[ANNEX IX U.K. SPECTROPHOTOMETRIC INVESTIGATION IN THE ULTRAVIOLET
5. PROCEDURE U.K.
5.1. The sample must be perfectly homogeneous and without suspended impurities. If not, it must be filtered through paper at a temperature of approximately 30 °C. U.K.
5.2. Weigh accurately approximately 0,25 g (to the nearest 1 mg) of the sample so prepared into a 25 ml graduated flask, make up to the mark with the specified solvent and homogenise. The resulting solution must be perfectly clear. If opalescence or turbidity is present, filter quickly through paper. U.K.
NOTE: Generally, a mass of 0,25 to 0,30 g is sufficient for absorbance measurements of virgin and extra virgin olive oils at 268 nm and 270 nm. For measurements at 232 nm, 0,05 g of sample are usually required, so two distinct solutions are usually prepared. For absorbance measurements of olive pomace oils, refined olive oils and adulterated olive oils, a smaller portion of sample, e.g. 0,1 g is usually needed due to their higher absorbance. U.K.

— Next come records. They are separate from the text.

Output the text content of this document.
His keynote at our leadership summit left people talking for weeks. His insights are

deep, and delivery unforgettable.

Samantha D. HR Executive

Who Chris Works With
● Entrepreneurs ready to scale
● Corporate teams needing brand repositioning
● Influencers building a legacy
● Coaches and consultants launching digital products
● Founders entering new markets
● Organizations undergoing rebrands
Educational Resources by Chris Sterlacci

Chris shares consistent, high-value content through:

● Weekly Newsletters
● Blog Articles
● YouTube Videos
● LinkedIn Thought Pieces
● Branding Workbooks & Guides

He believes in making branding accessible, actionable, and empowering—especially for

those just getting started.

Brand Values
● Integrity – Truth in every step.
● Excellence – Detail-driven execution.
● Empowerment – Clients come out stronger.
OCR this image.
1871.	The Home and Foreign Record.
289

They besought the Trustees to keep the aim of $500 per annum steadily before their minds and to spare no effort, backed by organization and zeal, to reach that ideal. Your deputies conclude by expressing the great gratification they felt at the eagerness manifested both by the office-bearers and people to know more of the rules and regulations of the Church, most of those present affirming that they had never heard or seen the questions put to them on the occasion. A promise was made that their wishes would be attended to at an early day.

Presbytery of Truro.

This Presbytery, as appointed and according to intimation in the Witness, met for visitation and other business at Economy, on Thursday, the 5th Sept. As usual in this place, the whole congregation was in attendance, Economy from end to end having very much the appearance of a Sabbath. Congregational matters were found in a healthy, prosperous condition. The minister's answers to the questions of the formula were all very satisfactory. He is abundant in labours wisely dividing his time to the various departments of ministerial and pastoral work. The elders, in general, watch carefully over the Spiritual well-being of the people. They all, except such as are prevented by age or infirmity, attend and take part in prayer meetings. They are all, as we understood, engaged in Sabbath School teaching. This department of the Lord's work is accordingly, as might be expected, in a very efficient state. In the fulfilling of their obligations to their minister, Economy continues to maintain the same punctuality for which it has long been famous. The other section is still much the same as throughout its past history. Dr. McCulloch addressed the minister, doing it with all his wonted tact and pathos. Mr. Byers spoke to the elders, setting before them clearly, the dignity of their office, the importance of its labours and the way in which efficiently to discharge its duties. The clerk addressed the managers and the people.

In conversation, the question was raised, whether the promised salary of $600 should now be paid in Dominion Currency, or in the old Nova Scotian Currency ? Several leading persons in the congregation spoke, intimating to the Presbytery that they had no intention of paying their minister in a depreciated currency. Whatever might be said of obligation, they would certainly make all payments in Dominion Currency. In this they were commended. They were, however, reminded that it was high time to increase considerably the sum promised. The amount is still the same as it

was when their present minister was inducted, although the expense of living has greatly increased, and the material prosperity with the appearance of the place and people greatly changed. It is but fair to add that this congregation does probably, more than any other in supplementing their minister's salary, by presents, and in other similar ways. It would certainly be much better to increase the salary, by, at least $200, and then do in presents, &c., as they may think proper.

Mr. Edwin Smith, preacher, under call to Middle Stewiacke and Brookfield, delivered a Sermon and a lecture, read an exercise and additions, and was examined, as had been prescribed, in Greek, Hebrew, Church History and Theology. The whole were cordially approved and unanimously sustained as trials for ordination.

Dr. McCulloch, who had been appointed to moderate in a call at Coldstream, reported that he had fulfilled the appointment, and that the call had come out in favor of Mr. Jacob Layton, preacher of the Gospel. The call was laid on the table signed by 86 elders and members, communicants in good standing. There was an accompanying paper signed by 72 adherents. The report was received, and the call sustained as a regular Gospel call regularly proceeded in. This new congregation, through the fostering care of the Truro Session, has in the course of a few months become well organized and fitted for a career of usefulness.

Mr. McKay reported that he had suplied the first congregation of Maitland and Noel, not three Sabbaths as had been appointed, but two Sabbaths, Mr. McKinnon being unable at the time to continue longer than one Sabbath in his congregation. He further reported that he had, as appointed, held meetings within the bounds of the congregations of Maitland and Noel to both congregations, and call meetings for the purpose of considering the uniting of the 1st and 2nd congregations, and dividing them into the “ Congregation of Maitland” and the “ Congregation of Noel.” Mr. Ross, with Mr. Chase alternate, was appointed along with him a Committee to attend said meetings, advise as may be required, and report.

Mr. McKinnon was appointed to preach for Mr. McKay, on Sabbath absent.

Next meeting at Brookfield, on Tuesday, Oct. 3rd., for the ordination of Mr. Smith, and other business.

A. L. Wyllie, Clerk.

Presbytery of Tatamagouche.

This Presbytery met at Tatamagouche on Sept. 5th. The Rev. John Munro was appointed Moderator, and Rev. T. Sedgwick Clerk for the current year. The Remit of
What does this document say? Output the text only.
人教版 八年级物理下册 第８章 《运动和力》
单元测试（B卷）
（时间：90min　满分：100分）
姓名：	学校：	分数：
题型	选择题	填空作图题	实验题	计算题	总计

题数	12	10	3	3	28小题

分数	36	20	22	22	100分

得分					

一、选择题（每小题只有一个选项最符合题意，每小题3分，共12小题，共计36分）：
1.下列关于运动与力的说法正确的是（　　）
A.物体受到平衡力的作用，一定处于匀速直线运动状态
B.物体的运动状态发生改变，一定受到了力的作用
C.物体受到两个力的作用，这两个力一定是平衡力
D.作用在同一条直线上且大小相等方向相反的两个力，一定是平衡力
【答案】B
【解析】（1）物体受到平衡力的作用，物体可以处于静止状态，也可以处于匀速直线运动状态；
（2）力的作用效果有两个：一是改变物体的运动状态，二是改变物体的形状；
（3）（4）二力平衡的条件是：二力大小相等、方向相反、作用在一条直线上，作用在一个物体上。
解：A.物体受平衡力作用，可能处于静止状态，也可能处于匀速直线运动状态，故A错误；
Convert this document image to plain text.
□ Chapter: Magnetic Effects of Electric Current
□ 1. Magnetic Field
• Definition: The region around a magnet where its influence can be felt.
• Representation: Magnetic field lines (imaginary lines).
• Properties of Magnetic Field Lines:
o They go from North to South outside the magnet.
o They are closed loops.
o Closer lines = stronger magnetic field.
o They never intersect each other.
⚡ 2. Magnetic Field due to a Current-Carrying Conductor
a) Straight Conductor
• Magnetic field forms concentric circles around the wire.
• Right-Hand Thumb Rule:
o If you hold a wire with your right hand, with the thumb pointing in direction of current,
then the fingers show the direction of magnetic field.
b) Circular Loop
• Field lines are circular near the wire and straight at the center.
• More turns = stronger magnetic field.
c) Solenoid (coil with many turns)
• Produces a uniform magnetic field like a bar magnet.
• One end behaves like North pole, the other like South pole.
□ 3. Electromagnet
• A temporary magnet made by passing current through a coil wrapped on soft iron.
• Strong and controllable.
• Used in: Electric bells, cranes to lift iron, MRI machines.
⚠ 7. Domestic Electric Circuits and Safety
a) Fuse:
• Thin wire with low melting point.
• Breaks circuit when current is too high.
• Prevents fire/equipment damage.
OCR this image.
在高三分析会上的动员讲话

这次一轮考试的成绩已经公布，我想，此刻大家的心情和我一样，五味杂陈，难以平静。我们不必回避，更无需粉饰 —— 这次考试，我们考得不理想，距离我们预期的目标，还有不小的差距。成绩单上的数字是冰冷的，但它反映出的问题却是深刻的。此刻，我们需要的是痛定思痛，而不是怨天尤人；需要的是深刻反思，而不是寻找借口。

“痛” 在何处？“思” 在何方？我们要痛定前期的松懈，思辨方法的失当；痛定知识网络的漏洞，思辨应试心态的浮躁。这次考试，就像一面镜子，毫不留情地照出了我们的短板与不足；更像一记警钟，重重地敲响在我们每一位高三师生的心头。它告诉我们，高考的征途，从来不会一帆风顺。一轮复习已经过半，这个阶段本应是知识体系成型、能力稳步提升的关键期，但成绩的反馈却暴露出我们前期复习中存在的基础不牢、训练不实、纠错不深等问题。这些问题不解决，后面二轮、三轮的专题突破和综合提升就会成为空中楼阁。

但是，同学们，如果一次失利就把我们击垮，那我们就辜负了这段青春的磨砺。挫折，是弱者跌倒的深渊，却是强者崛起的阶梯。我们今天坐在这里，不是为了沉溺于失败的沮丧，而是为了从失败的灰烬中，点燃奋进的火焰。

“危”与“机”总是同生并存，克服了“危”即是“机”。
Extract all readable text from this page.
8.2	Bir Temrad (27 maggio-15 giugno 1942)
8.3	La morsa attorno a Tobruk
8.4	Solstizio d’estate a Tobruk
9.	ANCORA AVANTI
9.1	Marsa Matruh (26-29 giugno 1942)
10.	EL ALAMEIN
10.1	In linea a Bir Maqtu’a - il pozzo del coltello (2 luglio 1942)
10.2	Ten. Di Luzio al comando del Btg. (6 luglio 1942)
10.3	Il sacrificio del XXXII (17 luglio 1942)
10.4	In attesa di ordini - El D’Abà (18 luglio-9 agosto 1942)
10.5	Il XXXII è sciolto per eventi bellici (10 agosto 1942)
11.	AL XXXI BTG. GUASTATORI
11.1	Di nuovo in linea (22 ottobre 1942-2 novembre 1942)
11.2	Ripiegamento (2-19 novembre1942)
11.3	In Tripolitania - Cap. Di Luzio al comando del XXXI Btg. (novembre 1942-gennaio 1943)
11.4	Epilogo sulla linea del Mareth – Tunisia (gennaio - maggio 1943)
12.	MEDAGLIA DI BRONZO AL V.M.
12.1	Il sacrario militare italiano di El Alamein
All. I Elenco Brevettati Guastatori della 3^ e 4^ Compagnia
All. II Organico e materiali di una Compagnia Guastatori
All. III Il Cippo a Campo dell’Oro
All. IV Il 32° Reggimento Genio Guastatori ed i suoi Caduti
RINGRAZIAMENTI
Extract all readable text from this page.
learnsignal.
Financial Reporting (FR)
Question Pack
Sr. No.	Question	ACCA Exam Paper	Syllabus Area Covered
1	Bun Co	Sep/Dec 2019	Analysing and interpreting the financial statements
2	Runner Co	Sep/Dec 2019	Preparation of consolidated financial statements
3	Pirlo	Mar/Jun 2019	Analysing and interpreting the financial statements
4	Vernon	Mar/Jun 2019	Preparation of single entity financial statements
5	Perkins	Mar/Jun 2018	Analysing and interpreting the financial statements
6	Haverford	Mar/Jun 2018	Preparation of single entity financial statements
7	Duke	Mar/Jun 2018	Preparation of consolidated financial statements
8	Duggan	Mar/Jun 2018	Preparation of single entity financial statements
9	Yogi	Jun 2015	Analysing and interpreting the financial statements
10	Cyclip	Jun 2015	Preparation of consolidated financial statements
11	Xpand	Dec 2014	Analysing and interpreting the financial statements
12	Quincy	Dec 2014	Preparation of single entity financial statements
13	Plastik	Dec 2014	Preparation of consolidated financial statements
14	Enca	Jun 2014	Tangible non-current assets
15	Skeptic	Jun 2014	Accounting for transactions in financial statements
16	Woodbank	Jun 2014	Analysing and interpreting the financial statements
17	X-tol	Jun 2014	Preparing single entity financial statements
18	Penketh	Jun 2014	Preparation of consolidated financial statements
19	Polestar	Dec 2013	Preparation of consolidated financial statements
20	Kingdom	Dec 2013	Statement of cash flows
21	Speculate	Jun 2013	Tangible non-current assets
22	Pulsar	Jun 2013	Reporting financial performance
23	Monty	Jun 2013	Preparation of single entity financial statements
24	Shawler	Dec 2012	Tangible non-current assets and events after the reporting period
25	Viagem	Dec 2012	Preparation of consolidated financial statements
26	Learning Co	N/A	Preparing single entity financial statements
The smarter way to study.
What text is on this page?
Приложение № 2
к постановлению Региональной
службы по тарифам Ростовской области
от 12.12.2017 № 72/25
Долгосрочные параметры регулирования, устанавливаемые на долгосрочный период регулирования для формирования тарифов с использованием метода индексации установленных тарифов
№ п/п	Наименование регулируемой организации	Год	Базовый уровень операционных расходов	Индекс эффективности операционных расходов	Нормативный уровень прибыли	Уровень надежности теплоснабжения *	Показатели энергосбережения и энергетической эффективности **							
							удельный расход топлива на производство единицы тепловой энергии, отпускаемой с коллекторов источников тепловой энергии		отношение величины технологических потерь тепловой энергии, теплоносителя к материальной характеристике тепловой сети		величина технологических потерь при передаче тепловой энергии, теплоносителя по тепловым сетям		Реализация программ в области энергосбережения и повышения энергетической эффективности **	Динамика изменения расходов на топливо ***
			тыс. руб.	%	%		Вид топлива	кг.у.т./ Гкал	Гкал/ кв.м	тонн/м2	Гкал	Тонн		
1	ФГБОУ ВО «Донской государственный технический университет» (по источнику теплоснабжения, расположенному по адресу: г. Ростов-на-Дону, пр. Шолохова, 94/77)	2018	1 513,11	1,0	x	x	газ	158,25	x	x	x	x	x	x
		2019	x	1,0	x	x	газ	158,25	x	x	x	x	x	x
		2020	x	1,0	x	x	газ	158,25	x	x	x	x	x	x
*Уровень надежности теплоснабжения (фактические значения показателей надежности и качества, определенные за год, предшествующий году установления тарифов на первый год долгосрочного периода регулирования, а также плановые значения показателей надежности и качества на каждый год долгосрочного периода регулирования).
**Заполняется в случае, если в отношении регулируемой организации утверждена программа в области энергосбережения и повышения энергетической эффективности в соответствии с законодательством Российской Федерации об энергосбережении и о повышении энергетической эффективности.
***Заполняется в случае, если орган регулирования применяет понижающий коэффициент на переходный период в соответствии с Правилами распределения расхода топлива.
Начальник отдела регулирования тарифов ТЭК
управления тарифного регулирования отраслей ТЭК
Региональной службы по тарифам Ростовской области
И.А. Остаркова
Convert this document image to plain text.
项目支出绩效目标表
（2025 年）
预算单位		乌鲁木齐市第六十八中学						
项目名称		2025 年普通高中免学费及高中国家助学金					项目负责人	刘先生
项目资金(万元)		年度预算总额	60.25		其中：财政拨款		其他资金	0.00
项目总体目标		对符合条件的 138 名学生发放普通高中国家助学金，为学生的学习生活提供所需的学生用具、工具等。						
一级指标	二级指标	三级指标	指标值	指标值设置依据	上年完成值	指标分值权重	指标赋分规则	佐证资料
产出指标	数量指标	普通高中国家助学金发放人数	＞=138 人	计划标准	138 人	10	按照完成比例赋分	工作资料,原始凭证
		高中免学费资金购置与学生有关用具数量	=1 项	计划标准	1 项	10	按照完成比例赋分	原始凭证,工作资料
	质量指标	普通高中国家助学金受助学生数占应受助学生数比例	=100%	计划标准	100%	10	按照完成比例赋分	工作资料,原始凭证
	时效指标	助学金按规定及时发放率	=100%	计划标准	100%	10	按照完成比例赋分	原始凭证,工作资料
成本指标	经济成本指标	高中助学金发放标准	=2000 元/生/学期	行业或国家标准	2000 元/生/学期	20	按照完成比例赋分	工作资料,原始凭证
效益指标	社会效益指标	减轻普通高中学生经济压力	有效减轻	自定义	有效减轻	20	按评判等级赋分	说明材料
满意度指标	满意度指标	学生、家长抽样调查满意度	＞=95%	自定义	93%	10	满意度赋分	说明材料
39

5.3. If necessary, correct the baseline (220-290 nm) with solvent in both quartz cells (sample and reference), then fill the sample quartz cell with the test solution and measure the extinctions at 232, 268 or 270 nm against the solvent used as a reference. U.K.
The extinction values recorded must lie within the range 0,1 to 0,8 or within the range of linearity of the spectrophotometer which should be verified. If not, the measurements must be repeated using more concentrated or more dilute solutions as appropriate.
5.4. After measuring the absorbance at 268 or 270 nm, measure the absorbance at λmax, λmax + 4 and λmax – 4. These absorbance values are used to determine the variation in the specific extinction (ΔΚ). U.K.
NOTE: λmax is considered to be 268 nm for isooctane used as solvent and 270 nm for cyclohexane.] U.K.